A battle is looming in Washington about stopgap funding to avoid a government shutdown. Lawmakers recently voted 44-48 against a short-term funding bill that would keep the government operating after Tuesday — the end of the federal fiscal year and the end of the funding nationally for the Supplemental Nutrition Assistance Program nutrition education program known as SNAP-Ed.
SNAP-Ed is an obesity prevention and healthy lifestyle program for individuals and families from low-income households. The program partners with thousands of community-based organizations across Illinois to work directly with low-resourced families to help them on their journey to be healthy and stretch their food resources. This is done by people who often live in the same neighborhoods they are working in.
The end of SNAP-Ed arrives at a time when federal budget cuts spelled out in the One Big Beautiful Bill already slashed food assistance across the nation. New reports from Gov. JB Pritzker’s office, the Greater Chicago Food Depository and the Center on Budget and Policy Priorities have calculated approximately 229,000 people in Illinois will lose their SNAP benefits altogether, and 400,000 will see a reduction in their benefits, because of the bill, which passed earlier this year.
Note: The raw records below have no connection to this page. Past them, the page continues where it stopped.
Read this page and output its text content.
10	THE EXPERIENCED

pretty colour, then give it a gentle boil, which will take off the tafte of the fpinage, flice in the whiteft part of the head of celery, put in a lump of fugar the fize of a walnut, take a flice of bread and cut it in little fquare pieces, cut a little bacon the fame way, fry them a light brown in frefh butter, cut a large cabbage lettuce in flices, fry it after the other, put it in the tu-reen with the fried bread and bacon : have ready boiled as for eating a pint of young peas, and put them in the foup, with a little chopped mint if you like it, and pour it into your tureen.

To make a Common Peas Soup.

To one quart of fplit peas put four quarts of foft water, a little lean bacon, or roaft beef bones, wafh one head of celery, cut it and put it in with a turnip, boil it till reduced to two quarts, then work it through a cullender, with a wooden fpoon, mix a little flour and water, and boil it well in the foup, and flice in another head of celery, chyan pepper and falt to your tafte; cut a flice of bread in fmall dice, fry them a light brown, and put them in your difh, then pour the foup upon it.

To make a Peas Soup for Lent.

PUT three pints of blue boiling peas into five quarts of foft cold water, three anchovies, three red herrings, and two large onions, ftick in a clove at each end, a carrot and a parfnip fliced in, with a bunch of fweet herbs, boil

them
As the director of the SNAP-Ed program at the University of Illinois Chicago, I see firsthand how this program changes lives and interrupts the pathways to preventable nutrition-related diseases.
Research shows that each year, SNAP-Ed in Illinois prevents more than 5,000 cases of obesity and approximately 570 cases of food insecurity. Additionally, most participants (60%) have reported making positive healthy changes after participating in our program.
SNAP-Ed develops stand-alone resources that can be used by individuals and practitioners, such as Find Food Illinois, which is a publicly available dynamic map. The statewide map contains grocery stores, food pantries and restaurants that offer free food and meals and accept SNAP benefits (food stamps) or the Women, Infants and Children program, known as WIC.
Addressing core structural problems with novel solutions is another reason for our effectiveness. Our SNAP-Ed work in Chicago helped create a meal kit delivery program, the first of its kind nationwide, with Top Box Foods. This program circumvents the traditional issues of “food access” by delivering healthy meals directly to families using their benefits.
SNAP-Ed funding ends Tuesday. This stripping of funding functionally sunsets a 30-year-old program with a track record of improving the lives of all people, especially members of our most vulnerable population, using benefits. While the funding was cut in the U.S. Senate, the opportunity to refund SNAP-Ed is still available.
The best health care is preventative nutrition work. If Democrats’ strategy in the Senate to increase health care funding fails to restore SNAP-Ed funding nationally, the state of Illinois must support the work to proactively keep people healthy — especially as food assistance resources are being cut.
SNAP-Ed’s mission is to help people lead healthier lives by teaching and encouraging them to eat better and be more physically active. But as a family’s food resources are cut, people tend to maintain dignity by keeping their family members full as opposed to prioritizing eating in a healthy manner, even though they desire to do both. For society at large, this doesn’t work out in anyone’s favor.
This is not only a moral issue. It’s also a financial one. The cost of inaction now will have Illinoisans footing an even larger bill later. The direct cost of obesity in the U.S. has been estimated at 17% of the total health care expenditure — about $126 billion per year. This cost would be borne on the backs of our most vulnerable residents. SNAP-Ed in Illinois is truly a bargain: For every dollar invested, there is a return of $5 to $9.
Democrats should add a funding measure to any proposed stopgap funding bill (and repeal the One Big Beautiful Bill) to restore funding nationwide to SNAP-Ed. Barring that, the Illinois policymakers should prepare to cover the expense of the program — or be prepared to pay a big, ugly expensive bill later.
Daylan Dufelmeier, Ph.D., is the director of the SNAP-Ed program at University of Illinois Chicago, associate director of the Office of Community Engagement and Neighborhood Health Partnerships at UI Health and a public voices fellow with The OpEd Project.